Is It Working runs a handful of critical tasks in the background.
This post will show you how I use the new timing feature in IsItWorking to make sure that they run in a reasonable time.
Background tasks do critical things like requesting checks for your ssl expiry date, or a new whois check on your domain.
They also do cleanup tasks like clearing out excessive records on your checkins.
I use Javan's
whenever to manage the schedule. It generates a crontab whenever I push an update with Capistrano.
The schedule is really simple with a handful of entries like:
every 1.minute do
runner "Switch.check_for_past_due";
end
This task looks for any checkins that are late. It marks them as late, and queues notifications to be sent as async tasks.
def self.check_for_past_due
Switch.not_late.past_due.find_each do |switch|
switch.late = true
switch.save
switch.user.notifications.each do |notif|
notif.send_switch_is_late(switch)
end
end
end
At the moment, this task take a couple of tens of milliseconds, but as the number of users increases, it will slow down.
At some point, I'll need to do something new; Perhaps use a faster droplet, optimise the code, or figure out some other solution!
IsItWorking's new timing feature lets me easily monitor how long this takes, and let's me get a warning if it starts taking too long.
Step 1) Log in to
IsItWorking and create a checkin.
I could use the 'no timeout' option - but as I know the script will be running every minute, I might as well get the alert if it fails to run after 15 mins.
I'm using the
IsItWorkingInfo gem to keep the code simple (but if you want to skip the dependencies, it is
super-easy to do manually)
I add the gem to my gemfile
gem 'is_it_working_info'
then install it
bundle install
click on the 'use' button to get my checkin id
I can ignore the url as I'm using the gem - but this is actually what the gem will be pinging.

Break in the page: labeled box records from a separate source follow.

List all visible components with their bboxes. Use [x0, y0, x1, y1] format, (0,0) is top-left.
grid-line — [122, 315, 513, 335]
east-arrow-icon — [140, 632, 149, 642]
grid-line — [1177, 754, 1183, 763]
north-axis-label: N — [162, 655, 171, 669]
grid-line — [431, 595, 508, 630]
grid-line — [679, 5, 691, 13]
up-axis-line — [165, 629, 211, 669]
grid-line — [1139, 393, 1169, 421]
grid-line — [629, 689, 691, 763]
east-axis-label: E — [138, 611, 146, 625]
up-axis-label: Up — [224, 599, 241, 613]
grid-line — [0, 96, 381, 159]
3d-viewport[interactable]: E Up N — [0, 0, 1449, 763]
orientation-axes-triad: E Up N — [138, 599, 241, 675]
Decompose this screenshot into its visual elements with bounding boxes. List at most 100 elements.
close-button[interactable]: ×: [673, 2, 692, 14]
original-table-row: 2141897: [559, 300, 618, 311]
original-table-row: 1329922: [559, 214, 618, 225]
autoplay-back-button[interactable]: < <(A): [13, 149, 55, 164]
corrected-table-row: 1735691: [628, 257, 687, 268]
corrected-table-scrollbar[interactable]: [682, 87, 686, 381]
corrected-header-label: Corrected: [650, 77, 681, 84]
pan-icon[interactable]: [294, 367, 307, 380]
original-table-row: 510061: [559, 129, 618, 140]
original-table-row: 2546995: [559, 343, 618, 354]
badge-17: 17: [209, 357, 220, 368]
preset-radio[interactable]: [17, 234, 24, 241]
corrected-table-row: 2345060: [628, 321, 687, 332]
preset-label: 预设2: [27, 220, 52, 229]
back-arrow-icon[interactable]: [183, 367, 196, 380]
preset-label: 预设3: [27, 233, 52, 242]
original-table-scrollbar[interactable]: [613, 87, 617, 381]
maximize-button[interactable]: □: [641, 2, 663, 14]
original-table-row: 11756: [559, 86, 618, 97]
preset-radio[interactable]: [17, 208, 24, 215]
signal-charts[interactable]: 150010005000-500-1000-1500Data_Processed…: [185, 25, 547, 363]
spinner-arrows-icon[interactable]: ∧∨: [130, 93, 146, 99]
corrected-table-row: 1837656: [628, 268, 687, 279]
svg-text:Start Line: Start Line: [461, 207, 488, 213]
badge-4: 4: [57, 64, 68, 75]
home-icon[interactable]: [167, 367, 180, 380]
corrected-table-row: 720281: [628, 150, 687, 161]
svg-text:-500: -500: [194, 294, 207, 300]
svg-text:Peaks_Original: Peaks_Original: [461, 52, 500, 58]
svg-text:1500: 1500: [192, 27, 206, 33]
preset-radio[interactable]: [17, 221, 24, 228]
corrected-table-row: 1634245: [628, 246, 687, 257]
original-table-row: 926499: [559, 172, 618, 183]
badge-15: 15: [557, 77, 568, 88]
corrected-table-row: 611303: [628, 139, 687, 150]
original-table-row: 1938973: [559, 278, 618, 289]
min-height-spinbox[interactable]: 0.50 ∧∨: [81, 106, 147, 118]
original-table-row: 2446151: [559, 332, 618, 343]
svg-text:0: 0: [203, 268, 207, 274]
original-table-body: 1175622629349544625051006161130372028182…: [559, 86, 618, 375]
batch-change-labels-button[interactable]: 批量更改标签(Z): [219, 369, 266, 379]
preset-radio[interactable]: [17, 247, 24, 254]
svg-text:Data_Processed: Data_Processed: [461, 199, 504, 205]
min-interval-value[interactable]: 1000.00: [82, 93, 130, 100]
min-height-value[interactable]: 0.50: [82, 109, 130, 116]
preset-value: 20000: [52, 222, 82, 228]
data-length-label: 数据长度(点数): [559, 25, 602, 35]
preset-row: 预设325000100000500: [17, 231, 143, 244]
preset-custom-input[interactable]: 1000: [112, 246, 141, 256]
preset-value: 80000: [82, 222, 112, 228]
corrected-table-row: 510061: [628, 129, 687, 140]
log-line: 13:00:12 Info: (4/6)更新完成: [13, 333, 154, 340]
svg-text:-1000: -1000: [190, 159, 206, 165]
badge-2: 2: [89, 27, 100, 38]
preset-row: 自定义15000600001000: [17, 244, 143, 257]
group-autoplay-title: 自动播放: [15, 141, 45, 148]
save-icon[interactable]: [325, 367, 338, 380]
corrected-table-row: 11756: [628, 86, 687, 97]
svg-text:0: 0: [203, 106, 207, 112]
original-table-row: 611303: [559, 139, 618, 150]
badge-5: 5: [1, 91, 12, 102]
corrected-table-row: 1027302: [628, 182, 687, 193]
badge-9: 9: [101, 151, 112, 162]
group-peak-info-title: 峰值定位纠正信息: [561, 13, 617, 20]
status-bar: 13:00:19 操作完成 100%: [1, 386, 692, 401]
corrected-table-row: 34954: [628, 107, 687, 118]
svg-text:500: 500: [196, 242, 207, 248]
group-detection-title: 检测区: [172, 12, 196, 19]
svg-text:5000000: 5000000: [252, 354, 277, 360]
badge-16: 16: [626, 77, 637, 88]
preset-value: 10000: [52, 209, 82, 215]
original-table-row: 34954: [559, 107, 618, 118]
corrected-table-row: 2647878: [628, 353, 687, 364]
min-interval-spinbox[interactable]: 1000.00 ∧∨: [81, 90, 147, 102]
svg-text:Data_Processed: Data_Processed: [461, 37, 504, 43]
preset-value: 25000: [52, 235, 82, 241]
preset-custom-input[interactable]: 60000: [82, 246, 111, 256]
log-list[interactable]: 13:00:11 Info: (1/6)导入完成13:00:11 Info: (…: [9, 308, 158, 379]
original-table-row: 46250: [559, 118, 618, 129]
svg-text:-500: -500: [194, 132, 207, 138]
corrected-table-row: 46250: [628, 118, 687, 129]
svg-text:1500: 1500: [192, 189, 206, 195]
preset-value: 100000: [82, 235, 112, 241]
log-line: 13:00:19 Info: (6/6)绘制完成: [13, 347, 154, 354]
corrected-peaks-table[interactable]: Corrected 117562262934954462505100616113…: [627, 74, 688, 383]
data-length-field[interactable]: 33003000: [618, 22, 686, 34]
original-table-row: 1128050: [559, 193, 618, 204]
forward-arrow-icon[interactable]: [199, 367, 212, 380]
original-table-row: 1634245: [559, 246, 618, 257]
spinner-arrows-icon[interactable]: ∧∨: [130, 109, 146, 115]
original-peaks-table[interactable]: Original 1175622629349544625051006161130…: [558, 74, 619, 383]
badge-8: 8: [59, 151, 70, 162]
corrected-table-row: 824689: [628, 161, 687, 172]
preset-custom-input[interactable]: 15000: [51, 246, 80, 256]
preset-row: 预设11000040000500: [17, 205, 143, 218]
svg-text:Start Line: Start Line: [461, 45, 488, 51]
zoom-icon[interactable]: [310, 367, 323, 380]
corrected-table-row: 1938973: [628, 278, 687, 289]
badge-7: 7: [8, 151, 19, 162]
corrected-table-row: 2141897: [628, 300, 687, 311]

Now I just wrap my critical code with the timing block
def self.check_for_past_due
IsItWorkingInfo::Checkin.time(key:"MYUNIQUECODE",
message:"Switch.check_for_past_due",
boundary:1000) do
Switch.not_late.past_due.find_each do |switch|
switch.late = true
switch.save
switch.user.notifications.each do |notif|
notif.send_switch_is_late(switch)
end
end
end
end
I have added a message to make it easier to remember what I'm doing here.
The boundary time is set in my code, so if I ever need to change it, it is part of the checked in code in my project.
If the task ever takes more than 1000 milliseconds, then IsItWorking will alert me and I can investigate.